Mis-selling a lesson to banks and investors: Bank’s “cynical” awareness of risks “extraordinarily disturbing”

In a recent class action by three councils, Lehman Brothers was found liable for the big losses they suffered when the global financial crisis hit. In assuming the role of trusted adviser, the bank owed a duty of care in providing advice that aligned with the investors’ risk profile.

The councils took action against the bank for recommending and selling them complex, high-risk financial products as investments. The courts found the councils had been misled into buying financial products that in no way matched their need for capital security and liquidity. The products were so complex the judge noted that even he was not sure he understood fully how they worked by the end of the trial. Had the councils been told of the risks they would not have invested.

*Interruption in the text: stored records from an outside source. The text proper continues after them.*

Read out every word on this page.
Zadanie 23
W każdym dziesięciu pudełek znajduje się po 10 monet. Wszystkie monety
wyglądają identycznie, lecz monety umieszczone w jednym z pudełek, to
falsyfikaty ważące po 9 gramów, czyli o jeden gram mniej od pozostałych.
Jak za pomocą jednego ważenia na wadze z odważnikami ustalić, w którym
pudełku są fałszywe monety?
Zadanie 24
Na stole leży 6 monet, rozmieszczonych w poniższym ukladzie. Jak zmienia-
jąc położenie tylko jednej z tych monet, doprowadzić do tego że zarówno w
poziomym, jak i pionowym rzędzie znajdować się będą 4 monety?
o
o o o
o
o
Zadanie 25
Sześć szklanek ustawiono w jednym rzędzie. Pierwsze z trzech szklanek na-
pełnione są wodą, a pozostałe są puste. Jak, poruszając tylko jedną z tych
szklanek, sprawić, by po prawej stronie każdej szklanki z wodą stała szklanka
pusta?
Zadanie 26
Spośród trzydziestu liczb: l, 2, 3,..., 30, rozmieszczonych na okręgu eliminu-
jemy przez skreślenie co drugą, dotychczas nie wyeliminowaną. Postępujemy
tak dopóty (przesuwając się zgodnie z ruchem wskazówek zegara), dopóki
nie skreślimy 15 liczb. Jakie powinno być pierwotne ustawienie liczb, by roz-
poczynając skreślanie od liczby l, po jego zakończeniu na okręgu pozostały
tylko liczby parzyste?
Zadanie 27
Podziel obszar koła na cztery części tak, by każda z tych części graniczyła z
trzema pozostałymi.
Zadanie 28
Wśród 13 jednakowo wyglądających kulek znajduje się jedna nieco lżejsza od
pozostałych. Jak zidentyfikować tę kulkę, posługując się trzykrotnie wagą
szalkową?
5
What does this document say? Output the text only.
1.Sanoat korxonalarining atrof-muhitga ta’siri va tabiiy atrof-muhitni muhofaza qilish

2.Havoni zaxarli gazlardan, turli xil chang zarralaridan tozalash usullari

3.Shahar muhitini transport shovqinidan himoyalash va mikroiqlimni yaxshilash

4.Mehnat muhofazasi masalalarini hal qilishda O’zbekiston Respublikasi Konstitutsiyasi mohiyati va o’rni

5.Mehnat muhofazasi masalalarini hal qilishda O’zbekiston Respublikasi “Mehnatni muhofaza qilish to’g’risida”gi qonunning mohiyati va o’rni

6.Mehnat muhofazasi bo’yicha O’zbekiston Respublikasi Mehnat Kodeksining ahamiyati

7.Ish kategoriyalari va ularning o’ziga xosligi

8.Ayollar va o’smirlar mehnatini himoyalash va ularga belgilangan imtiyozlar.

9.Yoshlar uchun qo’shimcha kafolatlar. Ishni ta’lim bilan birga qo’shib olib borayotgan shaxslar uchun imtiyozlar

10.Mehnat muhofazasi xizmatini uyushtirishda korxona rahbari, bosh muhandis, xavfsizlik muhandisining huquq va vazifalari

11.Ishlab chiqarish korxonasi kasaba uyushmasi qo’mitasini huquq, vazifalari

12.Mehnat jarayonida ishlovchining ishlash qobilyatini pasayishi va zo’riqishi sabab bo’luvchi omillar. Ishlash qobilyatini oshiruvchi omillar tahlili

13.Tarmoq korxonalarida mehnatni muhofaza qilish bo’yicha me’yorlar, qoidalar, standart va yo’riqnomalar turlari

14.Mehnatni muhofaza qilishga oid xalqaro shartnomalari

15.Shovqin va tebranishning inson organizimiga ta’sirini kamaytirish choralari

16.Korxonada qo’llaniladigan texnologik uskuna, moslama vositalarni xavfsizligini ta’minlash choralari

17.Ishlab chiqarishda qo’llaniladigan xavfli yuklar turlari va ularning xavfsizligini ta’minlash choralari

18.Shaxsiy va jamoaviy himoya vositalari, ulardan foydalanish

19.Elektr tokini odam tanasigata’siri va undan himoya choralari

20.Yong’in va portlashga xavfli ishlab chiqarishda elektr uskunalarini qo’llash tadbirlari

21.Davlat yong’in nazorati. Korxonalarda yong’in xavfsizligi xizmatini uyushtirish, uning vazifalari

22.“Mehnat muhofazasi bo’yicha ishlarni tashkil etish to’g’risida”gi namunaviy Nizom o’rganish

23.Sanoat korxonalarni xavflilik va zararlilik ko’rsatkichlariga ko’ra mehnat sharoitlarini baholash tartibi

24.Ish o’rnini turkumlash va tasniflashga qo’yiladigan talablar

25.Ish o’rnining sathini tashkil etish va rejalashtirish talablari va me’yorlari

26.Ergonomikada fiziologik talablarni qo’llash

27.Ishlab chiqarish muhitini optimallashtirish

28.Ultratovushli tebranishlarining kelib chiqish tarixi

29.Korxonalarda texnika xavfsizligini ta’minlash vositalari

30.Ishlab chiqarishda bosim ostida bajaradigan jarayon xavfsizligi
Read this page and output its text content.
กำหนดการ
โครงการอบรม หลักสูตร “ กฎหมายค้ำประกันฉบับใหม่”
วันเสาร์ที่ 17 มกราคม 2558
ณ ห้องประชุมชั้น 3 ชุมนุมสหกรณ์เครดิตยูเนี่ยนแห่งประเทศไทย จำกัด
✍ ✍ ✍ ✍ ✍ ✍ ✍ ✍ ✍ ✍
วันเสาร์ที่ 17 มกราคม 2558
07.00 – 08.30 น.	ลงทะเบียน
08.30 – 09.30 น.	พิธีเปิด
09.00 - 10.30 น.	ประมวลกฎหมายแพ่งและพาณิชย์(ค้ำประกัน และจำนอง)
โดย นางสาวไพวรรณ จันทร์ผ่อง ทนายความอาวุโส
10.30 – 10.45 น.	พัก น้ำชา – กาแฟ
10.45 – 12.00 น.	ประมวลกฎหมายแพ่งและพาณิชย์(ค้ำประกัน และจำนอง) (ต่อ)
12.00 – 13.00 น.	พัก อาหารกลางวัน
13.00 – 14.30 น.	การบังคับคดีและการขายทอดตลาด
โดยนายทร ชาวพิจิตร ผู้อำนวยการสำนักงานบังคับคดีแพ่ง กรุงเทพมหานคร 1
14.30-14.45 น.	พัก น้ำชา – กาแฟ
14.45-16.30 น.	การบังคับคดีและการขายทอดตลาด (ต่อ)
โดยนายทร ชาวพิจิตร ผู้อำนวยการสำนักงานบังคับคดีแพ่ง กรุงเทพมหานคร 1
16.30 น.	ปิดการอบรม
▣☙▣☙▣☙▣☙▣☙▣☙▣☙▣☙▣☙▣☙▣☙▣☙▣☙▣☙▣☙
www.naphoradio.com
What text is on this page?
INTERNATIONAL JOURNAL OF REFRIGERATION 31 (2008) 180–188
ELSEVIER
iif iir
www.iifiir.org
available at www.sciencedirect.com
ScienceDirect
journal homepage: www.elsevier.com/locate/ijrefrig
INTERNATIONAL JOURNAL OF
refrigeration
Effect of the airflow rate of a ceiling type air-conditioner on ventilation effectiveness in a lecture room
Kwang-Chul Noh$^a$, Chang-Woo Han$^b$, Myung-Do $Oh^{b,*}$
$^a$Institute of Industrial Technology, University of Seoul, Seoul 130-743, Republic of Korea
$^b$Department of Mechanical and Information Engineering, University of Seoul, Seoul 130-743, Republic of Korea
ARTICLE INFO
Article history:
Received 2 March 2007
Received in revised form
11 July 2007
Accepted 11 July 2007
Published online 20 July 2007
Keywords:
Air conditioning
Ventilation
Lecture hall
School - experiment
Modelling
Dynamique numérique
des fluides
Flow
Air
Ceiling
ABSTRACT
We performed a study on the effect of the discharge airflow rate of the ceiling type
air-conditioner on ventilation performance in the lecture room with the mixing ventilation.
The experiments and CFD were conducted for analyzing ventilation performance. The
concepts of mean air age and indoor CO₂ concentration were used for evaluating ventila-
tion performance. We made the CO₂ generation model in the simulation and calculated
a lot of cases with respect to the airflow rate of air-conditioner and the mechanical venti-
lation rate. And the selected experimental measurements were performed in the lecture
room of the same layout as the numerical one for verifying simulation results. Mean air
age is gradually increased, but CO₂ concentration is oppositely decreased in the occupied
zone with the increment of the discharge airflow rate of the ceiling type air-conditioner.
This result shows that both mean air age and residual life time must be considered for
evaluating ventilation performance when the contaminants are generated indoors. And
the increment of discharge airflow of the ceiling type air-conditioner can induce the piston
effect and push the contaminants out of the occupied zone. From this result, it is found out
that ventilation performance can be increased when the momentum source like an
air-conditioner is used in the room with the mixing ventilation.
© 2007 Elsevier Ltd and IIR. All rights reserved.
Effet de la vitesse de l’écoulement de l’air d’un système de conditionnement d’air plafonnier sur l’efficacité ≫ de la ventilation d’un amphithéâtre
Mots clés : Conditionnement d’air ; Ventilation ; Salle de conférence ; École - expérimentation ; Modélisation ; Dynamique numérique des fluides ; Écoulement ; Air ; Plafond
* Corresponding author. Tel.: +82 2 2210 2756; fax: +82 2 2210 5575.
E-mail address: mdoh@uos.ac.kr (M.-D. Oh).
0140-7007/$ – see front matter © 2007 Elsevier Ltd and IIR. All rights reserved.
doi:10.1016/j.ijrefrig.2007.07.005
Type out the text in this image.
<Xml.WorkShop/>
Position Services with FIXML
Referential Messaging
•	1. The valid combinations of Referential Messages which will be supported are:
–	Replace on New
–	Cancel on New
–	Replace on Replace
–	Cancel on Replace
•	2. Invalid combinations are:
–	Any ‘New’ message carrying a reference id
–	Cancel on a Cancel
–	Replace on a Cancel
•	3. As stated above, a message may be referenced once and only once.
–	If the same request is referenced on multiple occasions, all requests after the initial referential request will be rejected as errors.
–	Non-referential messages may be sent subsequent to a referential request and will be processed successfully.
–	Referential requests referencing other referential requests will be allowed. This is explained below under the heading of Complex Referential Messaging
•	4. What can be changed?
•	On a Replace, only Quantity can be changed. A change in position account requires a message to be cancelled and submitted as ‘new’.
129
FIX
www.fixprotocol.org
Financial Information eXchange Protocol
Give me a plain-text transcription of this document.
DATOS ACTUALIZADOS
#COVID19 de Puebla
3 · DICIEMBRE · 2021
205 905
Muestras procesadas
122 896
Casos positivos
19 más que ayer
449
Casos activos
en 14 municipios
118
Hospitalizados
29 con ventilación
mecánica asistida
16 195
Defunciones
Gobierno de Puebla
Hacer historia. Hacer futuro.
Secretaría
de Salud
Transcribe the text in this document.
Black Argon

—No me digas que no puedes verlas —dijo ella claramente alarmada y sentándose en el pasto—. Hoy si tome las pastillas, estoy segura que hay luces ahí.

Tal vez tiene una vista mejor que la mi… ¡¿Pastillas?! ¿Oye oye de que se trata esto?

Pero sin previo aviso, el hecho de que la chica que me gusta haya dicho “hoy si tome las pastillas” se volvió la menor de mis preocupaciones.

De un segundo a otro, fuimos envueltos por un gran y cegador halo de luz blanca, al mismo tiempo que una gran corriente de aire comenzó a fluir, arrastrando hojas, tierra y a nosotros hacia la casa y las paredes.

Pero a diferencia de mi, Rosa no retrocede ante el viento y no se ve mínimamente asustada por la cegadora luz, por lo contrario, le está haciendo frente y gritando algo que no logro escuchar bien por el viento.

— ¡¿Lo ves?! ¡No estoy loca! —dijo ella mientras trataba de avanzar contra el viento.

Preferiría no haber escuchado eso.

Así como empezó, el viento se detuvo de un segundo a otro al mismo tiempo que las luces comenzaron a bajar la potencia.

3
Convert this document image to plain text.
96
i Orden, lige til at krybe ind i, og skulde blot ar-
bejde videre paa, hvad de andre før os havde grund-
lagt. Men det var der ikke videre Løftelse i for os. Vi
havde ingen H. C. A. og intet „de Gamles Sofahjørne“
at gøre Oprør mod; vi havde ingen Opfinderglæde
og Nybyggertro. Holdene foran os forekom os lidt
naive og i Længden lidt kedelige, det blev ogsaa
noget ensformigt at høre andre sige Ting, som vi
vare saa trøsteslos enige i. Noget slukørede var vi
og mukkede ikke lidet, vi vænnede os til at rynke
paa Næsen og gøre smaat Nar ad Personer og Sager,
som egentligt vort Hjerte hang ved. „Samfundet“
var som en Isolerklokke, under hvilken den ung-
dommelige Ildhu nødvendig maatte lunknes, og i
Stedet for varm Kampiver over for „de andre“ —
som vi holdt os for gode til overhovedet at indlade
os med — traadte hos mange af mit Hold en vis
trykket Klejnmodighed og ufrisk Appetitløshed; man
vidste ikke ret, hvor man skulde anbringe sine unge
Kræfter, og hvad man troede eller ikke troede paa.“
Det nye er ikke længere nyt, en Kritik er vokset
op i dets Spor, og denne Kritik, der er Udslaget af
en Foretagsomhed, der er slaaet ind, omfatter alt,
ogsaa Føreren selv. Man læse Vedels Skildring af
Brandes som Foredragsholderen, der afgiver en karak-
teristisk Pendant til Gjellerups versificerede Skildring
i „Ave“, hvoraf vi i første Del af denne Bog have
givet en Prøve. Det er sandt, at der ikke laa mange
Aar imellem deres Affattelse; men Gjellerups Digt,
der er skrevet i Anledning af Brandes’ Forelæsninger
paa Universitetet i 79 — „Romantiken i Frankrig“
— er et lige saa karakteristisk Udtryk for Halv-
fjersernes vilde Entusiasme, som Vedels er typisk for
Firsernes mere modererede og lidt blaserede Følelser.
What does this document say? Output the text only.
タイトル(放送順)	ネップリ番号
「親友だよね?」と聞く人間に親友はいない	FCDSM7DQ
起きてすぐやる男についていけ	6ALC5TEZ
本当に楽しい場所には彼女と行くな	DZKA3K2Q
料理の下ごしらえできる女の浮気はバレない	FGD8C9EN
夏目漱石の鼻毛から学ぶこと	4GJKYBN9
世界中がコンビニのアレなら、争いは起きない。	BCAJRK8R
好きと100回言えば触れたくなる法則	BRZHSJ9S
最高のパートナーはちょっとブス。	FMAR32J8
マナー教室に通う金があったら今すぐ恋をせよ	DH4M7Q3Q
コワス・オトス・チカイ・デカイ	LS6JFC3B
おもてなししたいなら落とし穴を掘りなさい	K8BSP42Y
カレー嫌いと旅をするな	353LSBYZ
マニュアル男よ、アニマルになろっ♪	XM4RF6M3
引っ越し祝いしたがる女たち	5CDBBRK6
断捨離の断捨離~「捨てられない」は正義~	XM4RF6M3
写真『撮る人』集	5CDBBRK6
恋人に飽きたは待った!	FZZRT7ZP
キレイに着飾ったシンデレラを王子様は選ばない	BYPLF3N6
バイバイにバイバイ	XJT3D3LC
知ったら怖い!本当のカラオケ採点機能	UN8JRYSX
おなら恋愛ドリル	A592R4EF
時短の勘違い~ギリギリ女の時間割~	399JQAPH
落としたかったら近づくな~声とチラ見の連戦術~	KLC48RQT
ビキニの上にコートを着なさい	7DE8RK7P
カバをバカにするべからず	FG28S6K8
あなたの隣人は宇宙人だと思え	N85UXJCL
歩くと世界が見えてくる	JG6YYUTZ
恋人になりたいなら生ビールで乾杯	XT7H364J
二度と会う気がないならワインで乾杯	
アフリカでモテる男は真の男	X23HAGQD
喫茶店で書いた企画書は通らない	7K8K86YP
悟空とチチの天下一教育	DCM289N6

In finding the bank liable on all counts for breach of contract, negligence, misleading and deceptive conduct and breach of fiduciary duty, the court focused on its process of mis-selling. This occurred in a plethora of ways. The investments were described as having features such as a high level of capital security and liquidity when the opposite was true. Their offering memoranda – withheld from the councils – clearly highlighted that the investments were illiquid, buy-to-hold investments, and only suitable for investors who could withstand a total loss of capital. The misrepresentations were conveyed to the councils by presentations, pitch materials, term sheets, emails and oral communications. Awareness of the true risks in the bank’s internal emails was described by the judge as “extraordinarily disturbing” and “cynical”.

The case shows that advisers may be liable for misleading and deceptive conduct if they do not take care in explanations or information given about high-risk products they offer. Disclaimers may be ineffective if they are irrelevant or not given prominence.